First thing, you either need to have access to the tables and understand their structure (which is different in phpBB2 and phpBB3) or use a D/B extract. I run a periodic extract of OOoF and could do the same on usooo. What this produces is a large ZIPped tab separated file, (about 40Mbytes zipped for the current OOoF). The easiest thing to do is to download this to your local PC and process it there. To do this sort of processing you really need to use a language that has good test munging, supports associative arrays and has a good regexp syntax. I use Perl, which I am very familiar with. Possible alternatives could be php and javascript. most of the munging routine will only be a 100 or so lines long. I typically generate outputs in CSV format to load into Calc so that you can further manipulate it there.acknak wrote:I want to use the forum history to develop a list of FAQs. I wonder if you have any ideas for some way to mine the data. I don't want to make a research project out of this--I can make a fairly good start just off the top of my head, or by skimming some popular posts — but it seems like we should be able to use the data to get a better list that doesn't depend on my crappy memory. I'm sure you have a much better feel for what's actually in the tables than I do — any ideas? ...

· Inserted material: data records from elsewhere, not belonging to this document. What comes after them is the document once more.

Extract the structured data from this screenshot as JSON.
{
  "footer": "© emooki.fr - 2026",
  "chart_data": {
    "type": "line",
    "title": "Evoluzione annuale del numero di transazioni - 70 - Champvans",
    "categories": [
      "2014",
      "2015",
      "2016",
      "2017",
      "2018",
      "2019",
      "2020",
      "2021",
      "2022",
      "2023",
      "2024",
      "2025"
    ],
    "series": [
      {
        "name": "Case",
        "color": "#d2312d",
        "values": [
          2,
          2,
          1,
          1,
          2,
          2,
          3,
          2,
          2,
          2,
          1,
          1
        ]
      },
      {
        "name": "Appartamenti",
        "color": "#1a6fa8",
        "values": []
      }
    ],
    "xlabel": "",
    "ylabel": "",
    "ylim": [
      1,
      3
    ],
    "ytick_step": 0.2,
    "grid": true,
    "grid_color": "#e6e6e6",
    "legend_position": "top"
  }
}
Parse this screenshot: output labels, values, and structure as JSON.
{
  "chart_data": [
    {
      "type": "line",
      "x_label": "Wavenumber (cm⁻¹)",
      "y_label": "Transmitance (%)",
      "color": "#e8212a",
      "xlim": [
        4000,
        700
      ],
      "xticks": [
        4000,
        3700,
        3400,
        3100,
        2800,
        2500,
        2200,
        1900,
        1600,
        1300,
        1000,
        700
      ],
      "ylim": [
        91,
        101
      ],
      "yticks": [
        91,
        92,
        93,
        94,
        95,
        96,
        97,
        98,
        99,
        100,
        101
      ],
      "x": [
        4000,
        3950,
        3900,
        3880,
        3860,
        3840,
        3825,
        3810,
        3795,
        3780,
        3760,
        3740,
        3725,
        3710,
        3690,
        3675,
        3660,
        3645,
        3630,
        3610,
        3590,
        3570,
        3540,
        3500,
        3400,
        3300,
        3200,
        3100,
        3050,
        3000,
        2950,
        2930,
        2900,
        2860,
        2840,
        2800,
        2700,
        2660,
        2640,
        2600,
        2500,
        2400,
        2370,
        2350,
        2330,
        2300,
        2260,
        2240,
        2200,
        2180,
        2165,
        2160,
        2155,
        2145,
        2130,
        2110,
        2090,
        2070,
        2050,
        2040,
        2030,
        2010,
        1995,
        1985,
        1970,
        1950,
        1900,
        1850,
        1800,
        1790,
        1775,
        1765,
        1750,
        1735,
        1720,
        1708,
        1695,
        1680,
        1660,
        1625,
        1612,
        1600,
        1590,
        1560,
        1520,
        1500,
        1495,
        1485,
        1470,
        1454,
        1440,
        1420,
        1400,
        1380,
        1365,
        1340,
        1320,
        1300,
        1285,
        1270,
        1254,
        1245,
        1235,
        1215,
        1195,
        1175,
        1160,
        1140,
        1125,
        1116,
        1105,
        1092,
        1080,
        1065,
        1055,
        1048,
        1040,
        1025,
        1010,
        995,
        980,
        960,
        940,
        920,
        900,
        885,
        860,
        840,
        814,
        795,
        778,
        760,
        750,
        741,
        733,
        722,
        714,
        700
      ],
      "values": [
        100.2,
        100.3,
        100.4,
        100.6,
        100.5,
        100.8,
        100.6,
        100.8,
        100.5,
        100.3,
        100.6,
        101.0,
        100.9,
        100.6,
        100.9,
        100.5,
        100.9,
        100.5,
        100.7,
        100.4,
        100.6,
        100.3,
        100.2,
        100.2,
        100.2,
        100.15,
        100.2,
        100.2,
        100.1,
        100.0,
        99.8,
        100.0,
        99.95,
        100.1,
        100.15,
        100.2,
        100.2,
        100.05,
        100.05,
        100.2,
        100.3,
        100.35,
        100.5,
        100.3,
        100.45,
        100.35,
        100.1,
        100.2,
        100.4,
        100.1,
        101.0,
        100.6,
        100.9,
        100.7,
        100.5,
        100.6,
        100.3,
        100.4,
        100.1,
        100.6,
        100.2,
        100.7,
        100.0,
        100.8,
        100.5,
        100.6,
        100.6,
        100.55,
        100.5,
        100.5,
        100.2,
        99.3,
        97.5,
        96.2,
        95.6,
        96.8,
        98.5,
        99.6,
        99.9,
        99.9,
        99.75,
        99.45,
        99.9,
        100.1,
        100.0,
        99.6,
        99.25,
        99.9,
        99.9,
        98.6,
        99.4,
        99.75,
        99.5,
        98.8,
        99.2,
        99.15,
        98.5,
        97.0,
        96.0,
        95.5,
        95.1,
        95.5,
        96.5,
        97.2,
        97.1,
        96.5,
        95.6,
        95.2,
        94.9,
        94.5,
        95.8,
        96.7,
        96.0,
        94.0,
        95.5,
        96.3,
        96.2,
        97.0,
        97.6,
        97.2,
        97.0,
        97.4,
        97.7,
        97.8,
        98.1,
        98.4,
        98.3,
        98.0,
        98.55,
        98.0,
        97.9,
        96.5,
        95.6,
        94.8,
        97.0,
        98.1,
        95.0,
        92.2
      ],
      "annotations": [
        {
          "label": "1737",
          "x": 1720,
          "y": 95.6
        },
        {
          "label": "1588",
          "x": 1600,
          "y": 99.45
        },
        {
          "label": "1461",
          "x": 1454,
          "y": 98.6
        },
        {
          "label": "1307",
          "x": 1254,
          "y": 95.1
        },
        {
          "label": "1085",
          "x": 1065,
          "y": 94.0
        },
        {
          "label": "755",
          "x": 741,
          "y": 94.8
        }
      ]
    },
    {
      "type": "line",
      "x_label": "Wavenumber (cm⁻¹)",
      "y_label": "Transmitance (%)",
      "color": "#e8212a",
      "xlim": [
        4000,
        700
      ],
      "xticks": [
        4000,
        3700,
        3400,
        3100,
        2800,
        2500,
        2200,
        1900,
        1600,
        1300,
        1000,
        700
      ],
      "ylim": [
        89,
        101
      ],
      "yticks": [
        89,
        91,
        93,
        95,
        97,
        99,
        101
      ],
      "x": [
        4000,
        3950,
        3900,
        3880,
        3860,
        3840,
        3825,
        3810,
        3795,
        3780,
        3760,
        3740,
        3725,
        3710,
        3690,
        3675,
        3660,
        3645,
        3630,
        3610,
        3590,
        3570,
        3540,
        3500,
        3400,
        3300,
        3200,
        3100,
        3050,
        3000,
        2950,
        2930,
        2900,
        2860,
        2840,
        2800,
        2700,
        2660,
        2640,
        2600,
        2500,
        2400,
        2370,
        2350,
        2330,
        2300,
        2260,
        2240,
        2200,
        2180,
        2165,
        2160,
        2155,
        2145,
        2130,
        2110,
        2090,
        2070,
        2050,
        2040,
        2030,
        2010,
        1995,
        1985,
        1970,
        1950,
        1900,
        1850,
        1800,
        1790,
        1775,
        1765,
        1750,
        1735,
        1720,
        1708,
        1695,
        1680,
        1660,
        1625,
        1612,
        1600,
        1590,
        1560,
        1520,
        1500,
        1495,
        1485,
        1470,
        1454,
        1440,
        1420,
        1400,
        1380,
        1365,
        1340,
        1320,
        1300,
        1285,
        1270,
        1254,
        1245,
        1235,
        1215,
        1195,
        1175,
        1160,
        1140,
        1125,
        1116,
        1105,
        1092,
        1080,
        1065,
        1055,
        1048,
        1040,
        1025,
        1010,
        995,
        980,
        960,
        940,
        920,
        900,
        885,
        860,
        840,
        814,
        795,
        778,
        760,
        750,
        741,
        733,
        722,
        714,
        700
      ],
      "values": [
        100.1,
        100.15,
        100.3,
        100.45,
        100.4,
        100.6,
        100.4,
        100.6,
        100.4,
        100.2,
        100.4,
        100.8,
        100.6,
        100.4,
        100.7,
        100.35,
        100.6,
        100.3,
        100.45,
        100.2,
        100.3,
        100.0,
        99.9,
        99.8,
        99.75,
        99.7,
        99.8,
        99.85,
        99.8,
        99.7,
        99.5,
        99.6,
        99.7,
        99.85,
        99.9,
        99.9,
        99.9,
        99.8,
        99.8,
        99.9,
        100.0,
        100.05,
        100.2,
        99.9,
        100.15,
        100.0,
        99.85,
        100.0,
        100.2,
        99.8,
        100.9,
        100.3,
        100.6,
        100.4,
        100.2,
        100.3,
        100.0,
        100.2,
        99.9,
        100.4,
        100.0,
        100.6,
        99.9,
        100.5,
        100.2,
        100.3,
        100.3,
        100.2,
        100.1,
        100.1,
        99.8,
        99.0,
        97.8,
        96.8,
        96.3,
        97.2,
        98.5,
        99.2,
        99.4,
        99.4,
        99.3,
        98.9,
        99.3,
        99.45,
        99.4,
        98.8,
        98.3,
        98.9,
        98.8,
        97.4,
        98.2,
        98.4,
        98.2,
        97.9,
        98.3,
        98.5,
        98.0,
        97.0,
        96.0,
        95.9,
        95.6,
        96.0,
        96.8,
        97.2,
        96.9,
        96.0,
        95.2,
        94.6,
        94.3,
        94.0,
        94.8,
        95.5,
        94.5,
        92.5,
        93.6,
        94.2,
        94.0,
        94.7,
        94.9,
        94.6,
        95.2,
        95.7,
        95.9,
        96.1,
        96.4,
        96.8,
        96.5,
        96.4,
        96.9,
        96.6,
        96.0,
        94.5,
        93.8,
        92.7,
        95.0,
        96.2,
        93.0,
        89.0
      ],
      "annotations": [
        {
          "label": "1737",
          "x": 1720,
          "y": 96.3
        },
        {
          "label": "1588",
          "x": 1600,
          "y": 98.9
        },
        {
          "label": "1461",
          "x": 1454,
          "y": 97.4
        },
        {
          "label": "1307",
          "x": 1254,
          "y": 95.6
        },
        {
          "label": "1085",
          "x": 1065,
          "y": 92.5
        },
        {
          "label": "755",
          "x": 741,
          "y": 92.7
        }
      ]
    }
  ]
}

So one analysis I did was to look at all Calc and Macro posts for XXXXX ( where XXXXX was a valid Calc function call, and produced an analysis of posts by Calc function. OK you get a few false alarms, but it's still a good start.
Another thing to think about is defining some 'interestingness' measures to rank the interestingness of posts. Again this would be noisy but would still be worthwhile as a ranking means. Factors that might score in the interesting quotient might be:
- Number of topic reads
- some weighted length of total posts
- replies by 'interesting people
- the fact that the topic had been referenced in another topic.